# taz.de -- Leipziger Centraltheater: Hartmann muss weiter kämpfen
       
       > Sebastian Hartmann, Intendant und Regisseur am Leipziger Centraltheater,
       > hat es nach verschiedenen Querelen nun auch mit drohenden Mittelkürzungen
       > zu tun.
       
 (IMG) Bild: Sebastian Hartmann inszeniert trotz drohender Mittelkürzungen weiter.
       
       Als Sebastian Hartmann vor drei Jahren als neuer Intendant des
       Schauspielhauses in seine Geburtsstadt Leipzig zurückkehrte, traf das diese
       Stadt wie ein Tsunami. Was fortan hier auf die Bühne kam, erinnerte
       deutlich an Frank Castorfs Ostberliner Volksbühne. Obwohl die inzwischen
       ermüdet wirkt und vor allem einen Nischenkult bedient, reichte Sebastian
       Hartmanns längst eigenständige Spielart der Volksbühnenästhetik, um die
       Leipziger Stadttheatergemütlichkeit gründlich aufzumischen.
       
       Immerhin hatten die damals verantwortlichen Kommunalpolitiker nach 13
       Jahren Intendanz von Wolfgang Engel den Mut, einen radikalen Neuanfang zu
       riskieren. Und sie bekamen ihn. Dass das Neue vor allem neu ist, weil es
       anders ist als das Gewohnte und Vertraute, überraschte dann aber doch
       erstaunliche viele.
       
       Neues Repertoire, jüngeres Publikum 
       
       Hartmann nannte das Schauspielhaus in Centraltheater um und veränderte auch
       sonst, was nur möglich war. Er erneuerte konsequent das gesamte Repertoire.
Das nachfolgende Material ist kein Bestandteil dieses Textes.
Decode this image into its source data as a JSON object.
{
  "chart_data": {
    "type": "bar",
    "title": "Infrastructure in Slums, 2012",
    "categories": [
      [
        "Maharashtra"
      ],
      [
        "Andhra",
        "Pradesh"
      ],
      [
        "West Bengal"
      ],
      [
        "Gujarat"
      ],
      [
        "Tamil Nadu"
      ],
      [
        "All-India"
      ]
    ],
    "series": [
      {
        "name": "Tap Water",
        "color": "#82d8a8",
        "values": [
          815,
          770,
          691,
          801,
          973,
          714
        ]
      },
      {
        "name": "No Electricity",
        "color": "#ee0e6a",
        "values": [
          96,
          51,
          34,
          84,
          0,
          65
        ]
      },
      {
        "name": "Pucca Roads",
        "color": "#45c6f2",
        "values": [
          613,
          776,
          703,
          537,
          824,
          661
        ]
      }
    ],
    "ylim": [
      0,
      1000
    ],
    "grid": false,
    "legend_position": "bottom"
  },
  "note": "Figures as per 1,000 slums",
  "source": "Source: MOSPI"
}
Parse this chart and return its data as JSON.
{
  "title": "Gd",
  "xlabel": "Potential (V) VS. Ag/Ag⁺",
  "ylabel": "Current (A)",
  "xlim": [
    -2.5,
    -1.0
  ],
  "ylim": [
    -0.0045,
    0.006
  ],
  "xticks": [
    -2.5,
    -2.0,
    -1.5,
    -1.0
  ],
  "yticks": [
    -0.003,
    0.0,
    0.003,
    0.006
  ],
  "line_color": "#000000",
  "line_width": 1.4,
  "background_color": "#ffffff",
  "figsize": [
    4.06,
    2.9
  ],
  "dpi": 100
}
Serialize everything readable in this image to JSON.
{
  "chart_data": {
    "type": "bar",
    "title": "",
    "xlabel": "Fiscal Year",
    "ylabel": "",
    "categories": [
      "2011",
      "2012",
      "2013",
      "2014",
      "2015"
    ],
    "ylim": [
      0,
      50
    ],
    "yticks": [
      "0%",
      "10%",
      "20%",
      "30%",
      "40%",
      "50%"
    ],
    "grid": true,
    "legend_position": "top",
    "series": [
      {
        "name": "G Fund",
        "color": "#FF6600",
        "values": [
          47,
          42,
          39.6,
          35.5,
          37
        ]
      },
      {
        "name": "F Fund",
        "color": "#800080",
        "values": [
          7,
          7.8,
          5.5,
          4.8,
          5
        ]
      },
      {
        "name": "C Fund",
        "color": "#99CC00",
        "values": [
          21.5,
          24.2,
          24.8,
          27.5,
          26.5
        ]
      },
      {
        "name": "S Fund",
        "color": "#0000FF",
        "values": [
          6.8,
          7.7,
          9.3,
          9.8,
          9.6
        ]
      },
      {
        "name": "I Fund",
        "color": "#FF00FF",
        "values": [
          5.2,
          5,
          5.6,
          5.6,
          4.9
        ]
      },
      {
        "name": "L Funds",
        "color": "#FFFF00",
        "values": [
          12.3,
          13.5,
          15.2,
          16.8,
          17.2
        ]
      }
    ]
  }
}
       Mangelnden Fleiß oder eine nachlassende Obsession für die Bühne kann man
       ihm und seiner Truppe jedenfalls nicht vorwerfen.
       
       Solch ein Furor irritiert immer. Viele Zuschauer bleiben erst mal weg. Doch
       in seiner zweiten Spielzeit stiegen die Zuschauerzahlen wieder deutlich.
       Auch der stolze Verweis darauf, dass sich der Anteil des studentischen
       Publikums auf ein Viertel erhöht, also mehr als verdoppelt hat, wird selbst
       in einer Repertoirevorstellung von Jürgen Kruses aktueller
       "Jedermann"-Inszenierung per Augenschein bestätigt. Dieser "Jedermann" ist
       übrigens nicht nur überraschend unterhaltend, sondern enthält für die
       Verhältnisse dieses Regie-Paradiesvogels, der Leipzig auch schon eine
       ziemlich verquaste Molière-Adaptation verpasst hatte, geradezu verblüffend
       viel Hugo von Hofmannsthal!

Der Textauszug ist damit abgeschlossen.